Cargill Inc. capped one of its weakest fiscal years in a decade with a particularly lackluster fourth quarter, as falling commodity prices this spring messed with its trading strategies.

The Minnetonka-based agribusiness giant, one of the world's largest privately held companies, on Thursday posted quarterly earnings of $73 million, down 82 percent from a year ago and its worst quarterly showing since the end of fiscal 2001, when it lost $87 million.

For its fiscal year ended May 31, the company had profits of $1.17 billion, down 56 percent from last year's record earnings and below Cargill's own expectations. The year marked Cargill's lowest annual profit since 2003.

An unexpected swoon in commodity prices played a big role in Cargill's fourth-quarter troubles. "Our read of the market was bullish, that prices were going to go up," Cargill Chief Financial Officer Sergio Rial said in an interview with the Star Tribune. But prices went the other way at quarter's end.

"There was a lot of volatility in the month of May," Rial said. "We gave back some of the profits we had generated [earlier] in the fourth quarter."

Volatile markets during the entire year hurt Cargill's trading operation. "We did not trade as well in this year's markets, which were driven as much by the economic and political environment as by the fundamentals," Cargill CEO Greg Page said in a news release.

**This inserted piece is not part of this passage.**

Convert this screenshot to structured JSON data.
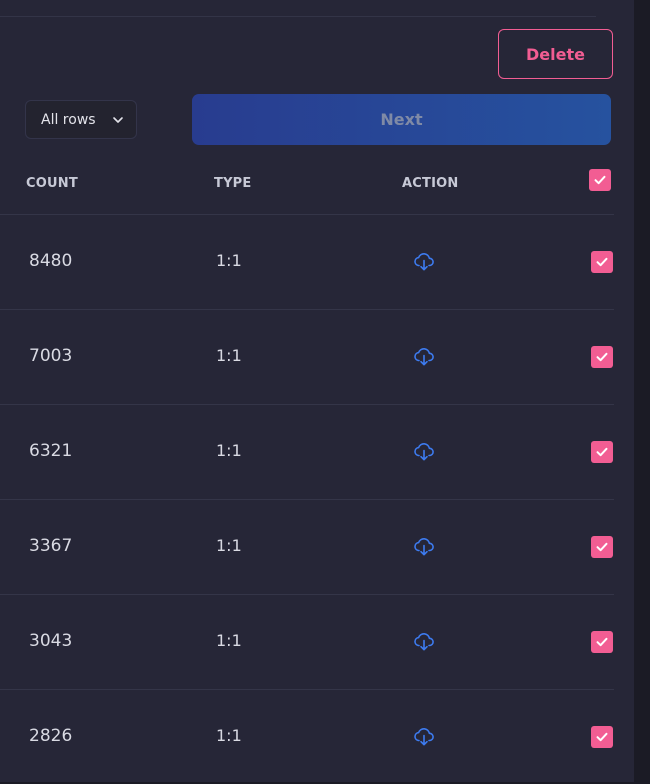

Judi Rossetti, a debt analyst at Fitch Ratings, said in an e-mail to the Star Tribune that Fitch "is concerned that Cargill's trading results are not transparent and can have a significant impact on Cargill's earnings from year to year."

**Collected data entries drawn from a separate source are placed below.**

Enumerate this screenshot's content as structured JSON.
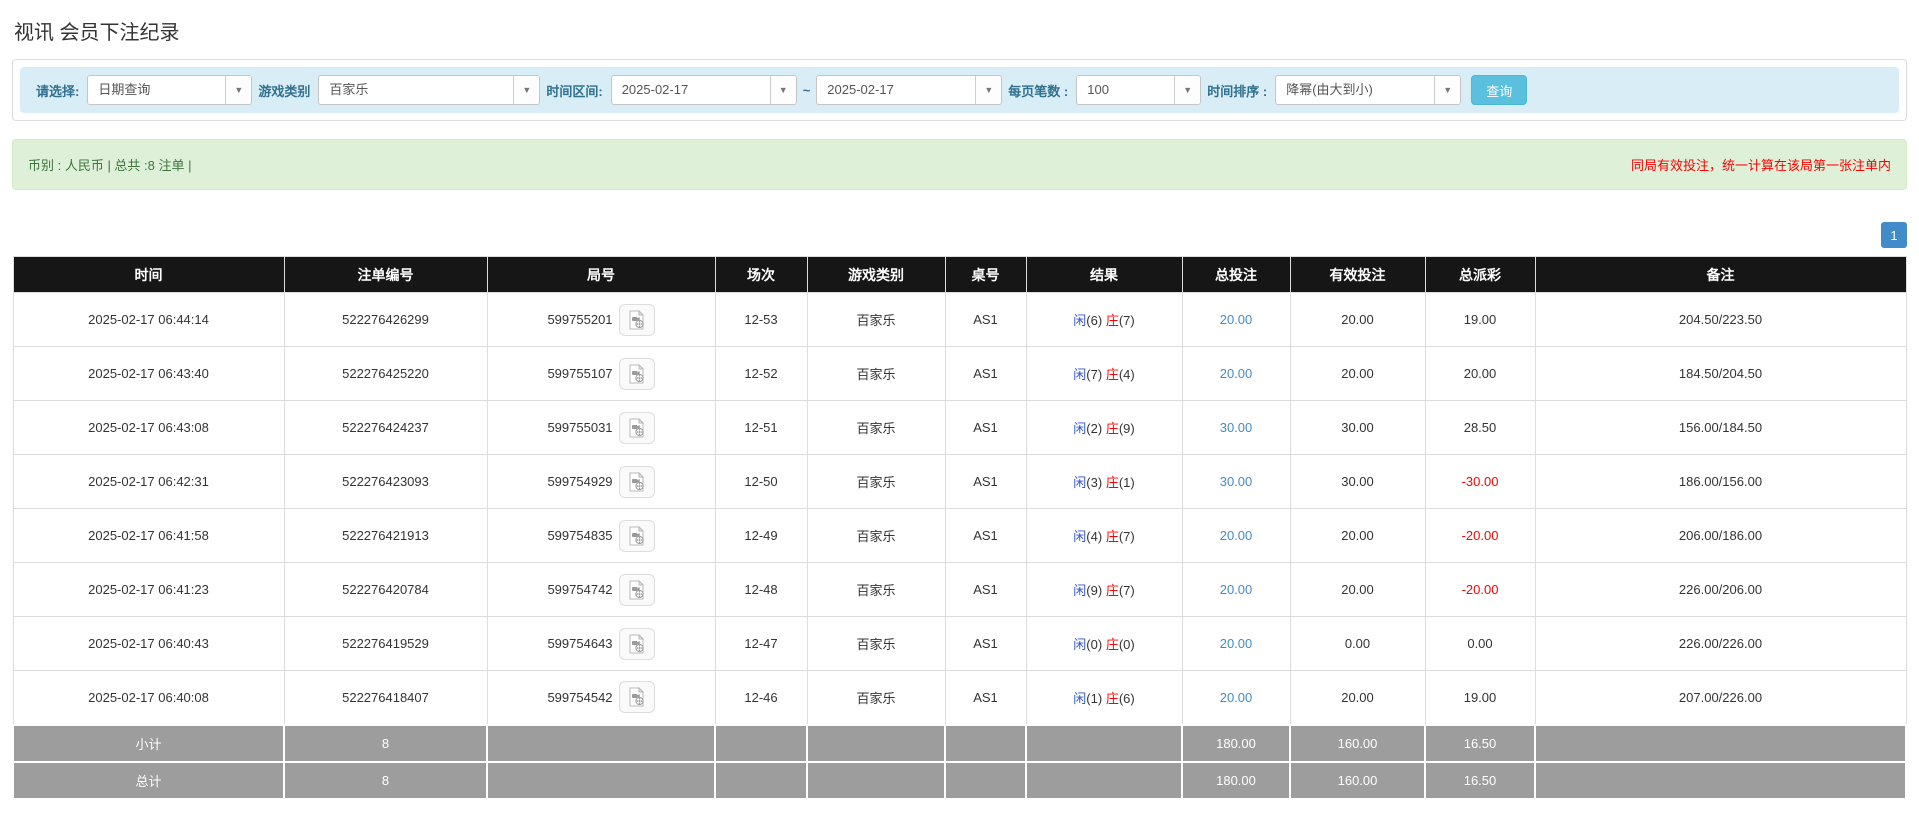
{
  "page": {
    "title": "视讯 会员下注纪录"
  },
  "filters": {
    "select_label": "请选择:",
    "select_value": "日期查询",
    "game_label": "游戏类别",
    "game_value": "百家乐",
    "range_label": "时间区间:",
    "date_from": "2025-02-17",
    "tilde": "~",
    "date_to": "2025-02-17",
    "page_size_label": "每页笔数 :",
    "page_size_value": "100",
    "sort_label": "时间排序 :",
    "sort_value": "降幂(由大到小)",
    "search_button": "查询"
  },
  "summary_bar": {
    "left_text": "币别 : 人民币 | 总共 :8 注单 |",
    "right_text": "同局有效投注，统一计算在该局第一张注单内"
  },
  "pagination": {
    "current": "1"
  },
  "table": {
    "headers": [
      "时间",
      "注单编号",
      "局号",
      "场次",
      "游戏类别",
      "桌号",
      "结果",
      "总投注",
      "有效投注",
      "总派彩",
      "备注"
    ],
    "rows": [
      {
        "time": "2025-02-17 06:44:14",
        "bet_id": "522276426299",
        "round": "599755201",
        "session": "12-53",
        "game": "百家乐",
        "table_no": "AS1",
        "result": {
          "player": "闲(6)",
          "banker": "庄(7)"
        },
        "total_bet": "20.00",
        "valid_bet": "20.00",
        "payout": "19.00",
        "remark": "204.50/223.50"
      },
      {
        "time": "2025-02-17 06:43:40",
        "bet_id": "522276425220",
        "round": "599755107",
        "session": "12-52",
        "game": "百家乐",
        "table_no": "AS1",
        "result": {
          "player": "闲(7)",
          "banker": "庄(4)"
        },
        "total_bet": "20.00",
        "valid_bet": "20.00",
        "payout": "20.00",
        "remark": "184.50/204.50"
      },
      {
        "time": "2025-02-17 06:43:08",
        "bet_id": "522276424237",
        "round": "599755031",
        "session": "12-51",
        "game": "百家乐",
        "table_no": "AS1",
        "result": {
          "player": "闲(2)",
          "banker": "庄(9)"
        },
        "total_bet": "30.00",
        "valid_bet": "30.00",
        "payout": "28.50",
        "remark": "156.00/184.50"
      },
      {
        "time": "2025-02-17 06:42:31",
        "bet_id": "522276423093",
        "round": "599754929",
        "session": "12-50",
        "game": "百家乐",
        "table_no": "AS1",
        "result": {
          "player": "闲(3)",
          "banker": "庄(1)"
        },
        "total_bet": "30.00",
        "valid_bet": "30.00",
        "payout": "-30.00",
        "remark": "186.00/156.00"
      },
      {
        "time": "2025-02-17 06:41:58",
        "bet_id": "522276421913",
        "round": "599754835",
        "session": "12-49",
        "game": "百家乐",
        "table_no": "AS1",
        "result": {
          "player": "闲(4)",
          "banker": "庄(7)"
        },
        "total_bet": "20.00",
        "valid_bet": "20.00",
        "payout": "-20.00",
        "remark": "206.00/186.00"
      },
      {
        "time": "2025-02-17 06:41:23",
        "bet_id": "522276420784",
        "round": "599754742",
        "session": "12-48",
        "game": "百家乐",
        "table_no": "AS1",
        "result": {
          "player": "闲(9)",
          "banker": "庄(7)"
        },
        "total_bet": "20.00",
        "valid_bet": "20.00",
        "payout": "-20.00",
        "remark": "226.00/206.00"
      },
      {
        "time": "2025-02-17 06:40:43",
        "bet_id": "522276419529",
        "round": "599754643",
        "session": "12-47",
        "game": "百家乐",
        "table_no": "AS1",
        "result": {
          "player": "闲(0)",
          "banker": "庄(0)"
        },
        "total_bet": "20.00",
        "valid_bet": "0.00",
        "payout": "0.00",
        "remark": "226.00/226.00"
      },
      {
        "time": "2025-02-17 06:40:08",
        "bet_id": "522276418407",
        "round": "599754542",
        "session": "12-46",
        "game": "百家乐",
        "table_no": "AS1",
        "result": {
          "player": "闲(1)",
          "banker": "庄(6)"
        },
        "total_bet": "20.00",
        "valid_bet": "20.00",
        "payout": "19.00",
        "remark": "207.00/226.00"
      }
    ],
    "subtotal": {
      "label": "小计",
      "count": "8",
      "total_bet": "180.00",
      "valid_bet": "160.00",
      "payout": "16.50"
    },
    "total": {
      "label": "总计",
      "count": "8",
      "total_bet": "180.00",
      "valid_bet": "160.00",
      "payout": "16.50"
    }
  },
  "colors": {
    "header_bg": "#161616",
    "summary_row_bg": "#9d9d9d",
    "filter_bg": "#d9edf7",
    "label_text": "#31708f",
    "success_bg": "#dff0d8",
    "success_text": "#3c763d",
    "warning_text": "#ff0000",
    "link_blue": "#428bca",
    "player_blue": "#3355cc",
    "banker_red": "#ff0000",
    "button_blue": "#5bc0de",
    "pagination_blue": "#428bca"
  }
}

Fitch's long-term rating on Cargill's publicly traded debt is a solid "A," but the firm revised its Cargill outlook to "negative" in December.

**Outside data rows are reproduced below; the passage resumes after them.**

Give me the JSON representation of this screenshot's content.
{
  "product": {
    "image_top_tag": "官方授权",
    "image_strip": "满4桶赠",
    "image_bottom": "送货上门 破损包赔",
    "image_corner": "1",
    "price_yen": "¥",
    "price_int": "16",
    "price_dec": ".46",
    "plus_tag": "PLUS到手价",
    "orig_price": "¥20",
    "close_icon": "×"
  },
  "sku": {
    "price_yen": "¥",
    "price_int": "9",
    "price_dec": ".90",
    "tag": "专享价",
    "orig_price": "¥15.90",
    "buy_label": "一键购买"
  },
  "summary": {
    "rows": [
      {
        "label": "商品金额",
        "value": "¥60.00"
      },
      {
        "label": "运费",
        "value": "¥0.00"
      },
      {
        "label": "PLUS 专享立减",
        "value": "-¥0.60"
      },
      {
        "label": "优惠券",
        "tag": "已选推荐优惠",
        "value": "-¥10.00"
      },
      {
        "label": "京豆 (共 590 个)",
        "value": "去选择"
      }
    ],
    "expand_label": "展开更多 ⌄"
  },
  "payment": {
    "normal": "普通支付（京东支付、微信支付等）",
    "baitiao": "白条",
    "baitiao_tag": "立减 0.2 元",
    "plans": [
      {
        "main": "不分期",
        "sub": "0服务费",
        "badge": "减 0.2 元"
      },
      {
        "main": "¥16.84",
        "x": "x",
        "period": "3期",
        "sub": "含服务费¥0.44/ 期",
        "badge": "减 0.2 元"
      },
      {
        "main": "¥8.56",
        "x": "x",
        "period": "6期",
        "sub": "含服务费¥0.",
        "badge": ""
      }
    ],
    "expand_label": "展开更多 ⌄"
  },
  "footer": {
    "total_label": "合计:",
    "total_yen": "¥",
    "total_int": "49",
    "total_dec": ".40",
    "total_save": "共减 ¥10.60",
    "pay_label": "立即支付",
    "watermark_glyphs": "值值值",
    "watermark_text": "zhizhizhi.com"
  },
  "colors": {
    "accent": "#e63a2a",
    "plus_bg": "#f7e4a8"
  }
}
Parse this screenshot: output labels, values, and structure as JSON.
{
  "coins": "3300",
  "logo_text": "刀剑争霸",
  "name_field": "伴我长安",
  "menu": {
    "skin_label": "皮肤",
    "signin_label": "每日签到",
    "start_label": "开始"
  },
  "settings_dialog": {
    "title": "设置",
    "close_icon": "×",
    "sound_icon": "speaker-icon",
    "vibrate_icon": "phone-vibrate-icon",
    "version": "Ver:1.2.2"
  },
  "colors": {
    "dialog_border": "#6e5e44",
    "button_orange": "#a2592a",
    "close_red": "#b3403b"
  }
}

On Thursday, Rossetti said Cargill's "significant earnings weakness" throughout fiscal 2012 "increases the momentum for a ratings downgrade. Fitch is concerned about the magnitude of the earnings decline."

Rial acknowledged "it was certainly a difficult year for us."

Indeed, in December, Cargill announced a rare mass layoff, cutting as many as 2,000 people, or 1.5 percent of its global workforce. The company reduced expenses by $400 million over the year.

Cargill's revenue for the year was up 12 percent to $133.9 billion, though its fourth-quarter sales of $34 billion were down 2 percent compared with a year earlier.

Cargill trades commodities on a massive scale and produces everything from chocolate to road salt. One-third of its myriad businesses exceeded last year's results, and its food ingredients group -- supplier to the world's packaged food and beverage industries -- had a particularly strong year.

But cyclical factors pinched profits in its North American beef processing operations and its global soybean crushing business. "Beef had one of its toughest years," Rial said.

Cargill's sugar and cotton businesses were also off significantly compared with a year earlier. And its financial and risk management segment was the only one of Cargill's five major business groupings that didn't record an annual profit. It broke even, with results well below the prior year.

The segment includes Cargill's Black River Asset Management and money manager CarVal Investors. Rial said European financial instability contributed to the financial unit's weakness.

So far, the U.S. drought hasn't had a significant impact on Cargill, Rial said. "It's really too early to predict," he said. But the company's bullish position in the grain markets hasn't changed, and is now being reinforced by surging corn and soybean prices.

Rial said Cargill's fiscal 2012 was a "record year for deploying capital." The biggest investment in a busy year for acquisitions: the $2 billion purchase of Provimi, a Netherlands-based animal feed company.